Seit vergangenen Montag wird wieder demonstriert. Sowohl die Linkspartei als auch die AfD und andere rechtsextreme Gruppierungen hatten wegen der steigenden Energiepreise und gegen die Energiepolitik der Bundesregierung zu Protesten in verschiedenen ostdeutschen Städten aufgerufen. Auch an diesem Sonntag mobilisierten Gewerkschaften, Sozialverbände und andere Organisationen im thüringischen Erfurt zur Kundgebung und Demonstration unter dem Motto „Nicht mit uns! – Wir frieren nicht für Profite!“.
Besondere Aufmerksamkeit aber zogen die montäglichen Proteste auf sich, nicht nur wegen des historischen Bezugs: 1989 gingen Tausende DDR-Bürger bei Montagsdemos auf die Straße und brachten mit ihrer friedlichen Revolution die Diktatur zu Fall. 2004 wurde montags auf den Straßen gegen das Hartz-IV-System aufbegehrt. Bei den aktuellen Protesten sorgt viel mehr der Umstand für Empörung, dass Linke wie Rechte zeitgleich und mit fast gleichlautenden Sprüchen mobilisieren. Die Linke ruft zu einem „heißen Herbst gegen soziale Kälte“ auf. Die AfD wirbt mit dem Motto „Heißer Herbst, statt kalte Füße“. Auch Gruppierungen wie die rechtsextreme Splitterpartei „Freie Sachsen“ waren an den Montagsdemos beteiligt.

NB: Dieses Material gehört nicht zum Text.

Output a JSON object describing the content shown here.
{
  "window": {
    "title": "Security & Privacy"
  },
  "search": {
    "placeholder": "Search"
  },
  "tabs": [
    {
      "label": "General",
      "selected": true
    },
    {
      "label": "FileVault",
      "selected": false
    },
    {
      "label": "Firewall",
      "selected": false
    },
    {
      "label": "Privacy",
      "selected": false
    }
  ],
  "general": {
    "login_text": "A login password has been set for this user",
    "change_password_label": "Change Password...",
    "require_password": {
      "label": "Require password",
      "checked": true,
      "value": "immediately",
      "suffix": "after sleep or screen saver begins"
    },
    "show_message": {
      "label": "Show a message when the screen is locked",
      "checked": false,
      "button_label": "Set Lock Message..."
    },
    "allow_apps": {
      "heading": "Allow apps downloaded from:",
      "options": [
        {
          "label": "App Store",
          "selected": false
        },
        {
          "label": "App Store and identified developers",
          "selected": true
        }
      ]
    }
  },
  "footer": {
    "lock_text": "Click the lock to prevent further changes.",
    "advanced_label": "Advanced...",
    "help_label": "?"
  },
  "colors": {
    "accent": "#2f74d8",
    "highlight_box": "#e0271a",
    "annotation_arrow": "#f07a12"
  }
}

Trotz der parallelen Aufrufe von rechts hält die Linkspartei an ihrer Kampagne fest. „Auf den Begriff ,heißer Herbst‘ hat Die Linke kein Patent, Gewerkschaften haben diesen Begriff bereits in den 80er Jahren für anstehende Tarifauseinandersetzungen verwandt“, sagte Parteichef Martin Schirdewan dem Tageblatt. „Wir werden uns aber niemals von Rechten vereinnahmen lassen und überlassen ihnen in der Begrifflichkeit der Proteste keine Deutungshoheit.“ Man demonstriere in breiten Bündnissen und stelle die sozialen Forderungen in den Mittelpunkt, so der Linke-Chef.
Rechtsextremen geht es nur gut, wenn es den Menschen schlecht geht
Im politischen Berlin kursieren seit vielen Wochen Befürchtungen, dass die steigenden Preise und damit verbundene soziale Sorgen zu wachsenden Unruhen führen könnten. So sagte Bundeskanzler Olaf Scholz bereits Anfang Juli, die Inflation und hohe Energiekosten würden „sozialen Sprengstoff“ bergen. Außenministerin Annalena Baerbock hatte vor „Volksaufständen“ gewarnt, um diese Aussage danach wieder zu relativieren.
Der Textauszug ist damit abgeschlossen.